Russia’s deployment into Crimea in March sparked a new crisis for NATO countries, particularly those in Europe: the military invasion of a sovereign state. This action was reminiscent of similar invasions throughout the twentieth century, particularly Soviet aggression in the aftermath of the Second World War, which precipitated NATO’s development. However, NATO no longer exists solely for the purpose of ensuring the sovereignty of its member states, as its peace-building missions and changing political responsibilities indicate.
What is NATO’s purpose, then, if not to “safeguard the freedom and security of its members through political and military means”? Although Ukraine is not currently a NATO member, Poland, Hungary, Romania and Slovakia —Ukraine’s neighbours—are all members and their sovereignty is also affected by Russia’s militarism, as is the economic security of all member nations. NATO’s response to Russian actions in the Ukraine, whether military or political, will have serious implications throughout the international community, even in Canada.

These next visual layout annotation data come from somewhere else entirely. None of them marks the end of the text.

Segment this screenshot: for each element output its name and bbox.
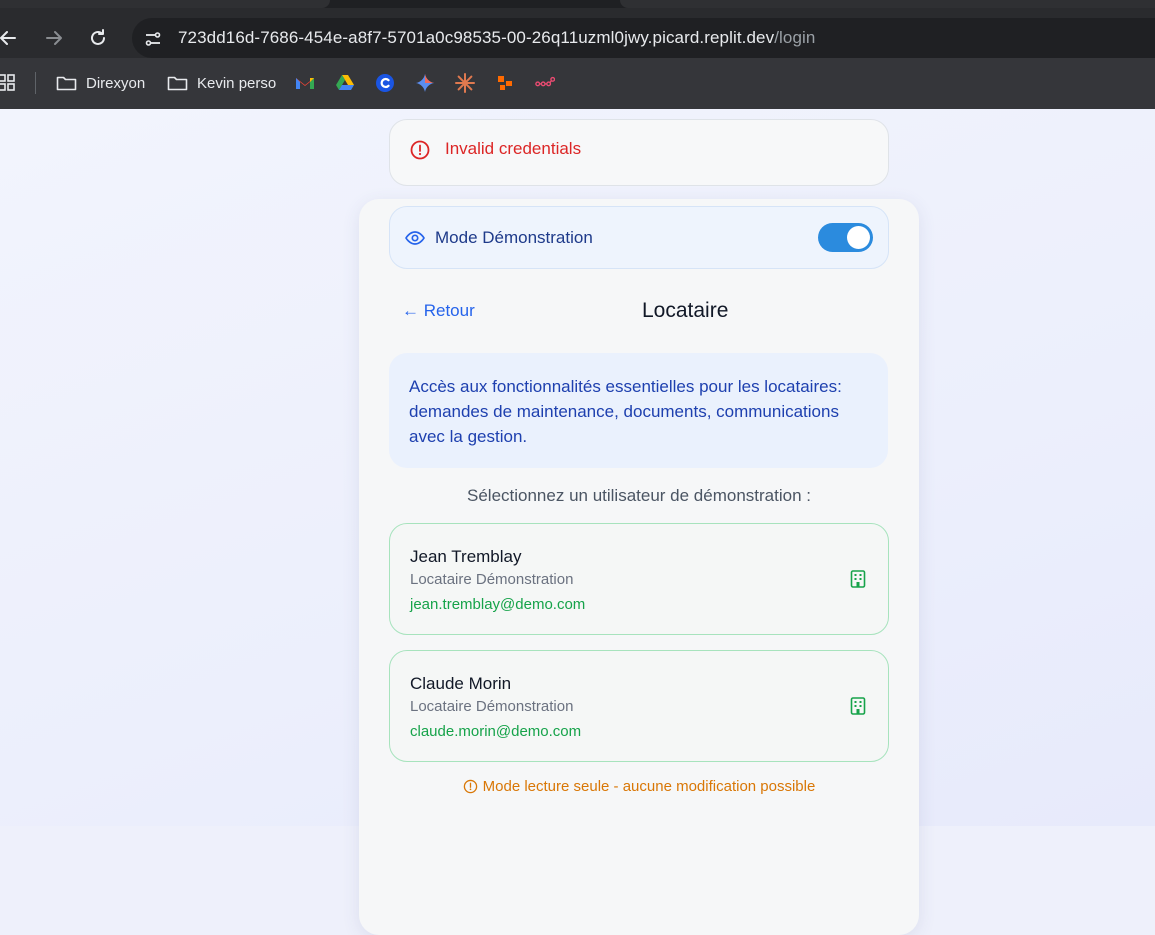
gemini-icon[interactable] [415, 73, 435, 93]
browser-tab[interactable] [620, 0, 1155, 8]
site-info-icon[interactable] [140, 26, 166, 52]
forward-arrow-icon[interactable] [42, 26, 66, 50]
bookmark-label: Kevin perso [197, 74, 277, 92]
browser-tab[interactable] [0, 0, 330, 8]
read-only-notice: Mode lecture seule - aucune modification… [389, 778, 889, 795]
folder-icon [167, 76, 188, 91]
select-user-prompt: Sélectionnez un utilisateur de démonstra… [467, 486, 811, 505]
demo-user-card[interactable]: Jean Tremblay Locataire Démonstration je… [389, 523, 889, 635]
zapier-icon[interactable] [495, 73, 515, 93]
eye-icon [405, 231, 425, 245]
url-path: /login [774, 28, 816, 47]
gmail-icon[interactable] [295, 73, 315, 93]
read-only-text: Mode lecture seule - aucune modification… [482, 778, 816, 795]
back-link[interactable]: ← Retour [402, 301, 475, 321]
user-email: claude.morin@demo.com [410, 723, 582, 740]
demo-user-card[interactable]: Claude Morin Locataire Démonstration cla… [389, 650, 889, 762]
warning-circle-icon [463, 779, 477, 794]
url-host: 723dd16d-7686-454e-a8f7-5701a0c98535-00-… [178, 28, 775, 47]
demo-mode-label: Mode Démonstration [435, 228, 593, 247]
n8n-icon[interactable] [535, 73, 555, 93]
role-description: Accès aux fonctionnalités essentielles p… [409, 377, 842, 446]
user-role: Locataire Démonstration [410, 571, 574, 588]
user-email: jean.tremblay@demo.com [410, 596, 586, 613]
alert-circle-icon [410, 140, 430, 160]
bookmark-folder-kevin-perso[interactable]: Kevin perso [167, 71, 276, 95]
claude-icon[interactable] [455, 73, 475, 93]
bookmark-label: Direxyon [86, 74, 146, 92]
user-name: Claude Morin [410, 674, 512, 693]
apps-grid-icon[interactable] [0, 73, 17, 93]
google-drive-icon[interactable] [335, 73, 355, 93]
building-icon [850, 697, 866, 715]
user-name: Jean Tremblay [410, 547, 522, 566]
role-title: Locataire [642, 299, 729, 322]
folder-icon [56, 76, 77, 91]
back-arrow-icon[interactable] [0, 26, 20, 50]
c-icon[interactable] [375, 73, 395, 93]
bookmark-separator [35, 72, 36, 94]
bookmark-folder-direxyon[interactable]: Direxyon [56, 71, 145, 95]
reload-icon[interactable] [86, 26, 110, 50]
user-role: Locataire Démonstration [410, 698, 574, 715]
url-text[interactable]: 723dd16d-7686-454e-a8f7-5701a0c98535-00-… [178, 28, 815, 48]
error-message: Invalid credentials [445, 139, 582, 158]
building-icon [850, 570, 866, 588]
toggle-knob [847, 226, 870, 249]
demo-mode-toggle[interactable] [818, 223, 873, 252]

Ukraine’s recent presidential election indicates that the majority of Ukrainian voters are not pro-Russian, and are not in favour of a far-right wing government. As a result, both Russia’s rationale for the invasion of Crimea and its credibility have been weakened. As NATO Secretary General Anders Fogh Rasmussen stated on June 2, 2014, “All NATO Allies made clear that we condemn the illegal and illegitimate annexation of Crimea and Allies will not recognize it.” However, it remains to be seen whether or not NATO member countries will be doing anything to back up this statement.
On May 23, 2014, days before Rasmussen’s announcement, France’s energy company Total SA completed an agreement with Russia’s private oil company Lukoil to explore and develop the Siberian shale oil field. Although the deal occurred between private energy companies, the fact that France was willing to allow completion of this deal indicates the unwillingness of France, and likely other Western European nations, to impose serious sanctions on Russia in the wake of the Crimean crisis. This energy deal emphasizes the importance of energy, and especially fossil fuels, in Europe’s economy: one that may overshadow the importance of national sovereignty.

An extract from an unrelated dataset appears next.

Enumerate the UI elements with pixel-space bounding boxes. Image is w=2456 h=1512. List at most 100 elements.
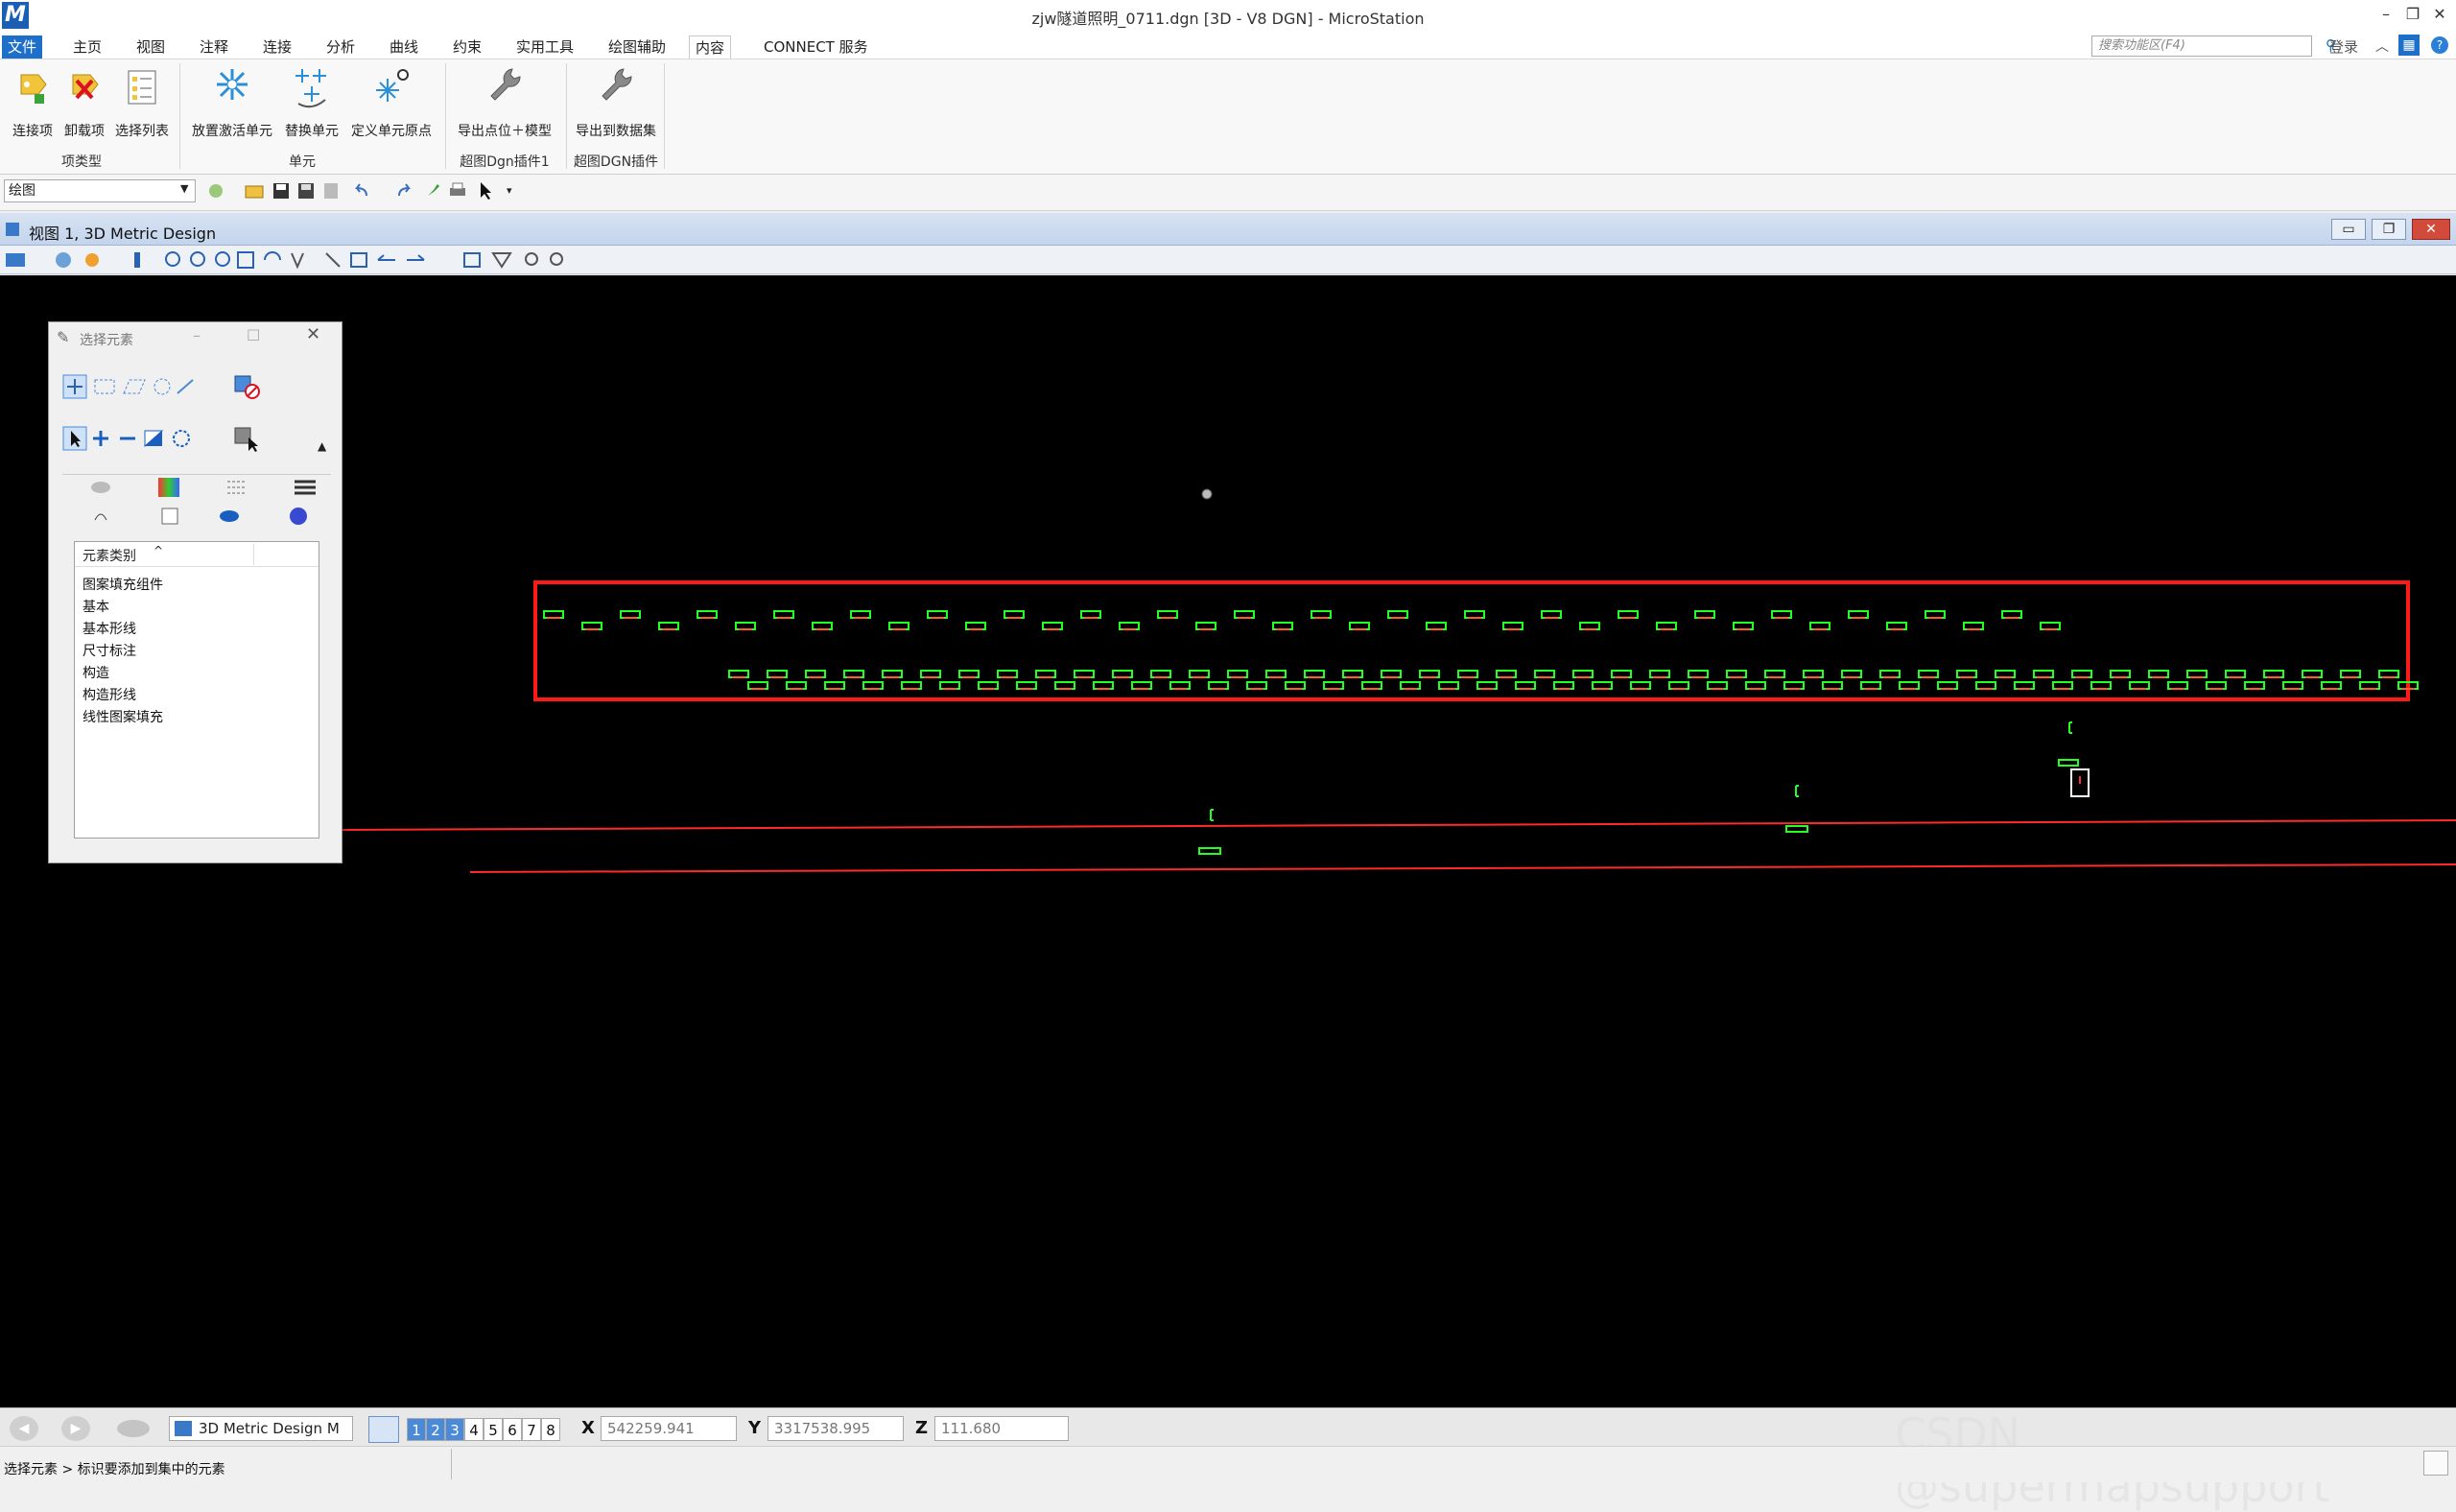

Although energy imports are not major issues in Canada, economic sanctions are little better than those of France. Canada, as a result of its own natural resources and ability to produce and export energy, does not have the same economic concerns as France and other European nations who rely on oil imports for energy.
In Canada, sanctions against Russia are much more stringent than those of European nations, but nonetheless seem to avoid causing any economic damage to the relationship with Russia. Many prominent business leaders are excluded from the sanctions list, and the so-called “Russian Regulations” are somewhat vague and unenforceable.
Overall, NATO’s response to the Crimean crisis has focused on rhetoric while remaining complacent on actions. The lackadaisical sanctions and the overt efforts to improve economic relationships with Russia indicate that NATO is uninterested in actually punishing Russia for its infringement on Ukrainian sovereignty. The prospect of an energy crisis in Europe is exemplified by France’s agreement with Lukoil, and the possibility of economic collapse in France and other European states is far more pressing than the struggles of far-off Ukraine.
France’s actions, and those of other NATO states in regard to Russia are legitimate and entirely rational: protecting one’s own economy must occur if that state hopes to have any ability to aid in the protecting of another’s sovereignty: collective security is only effective if the collective has the resources to provide security. It is a reality that military action cannot occur without economic security and many of the state’s possible sanctions against Russia are counter-intuitive, functioning as sanctions against the economic security, and therefore overall security, of the collective.
Instead of criticizing France and other NATO states that are not actively sanctioning Russia, we must be asking what alternatives there are to economic sanctions that will not affect our own ability to take military action if it is needed. Globalization of economies means that the economic warfare of the past is no longer viable and that we need a new means by which to punish states.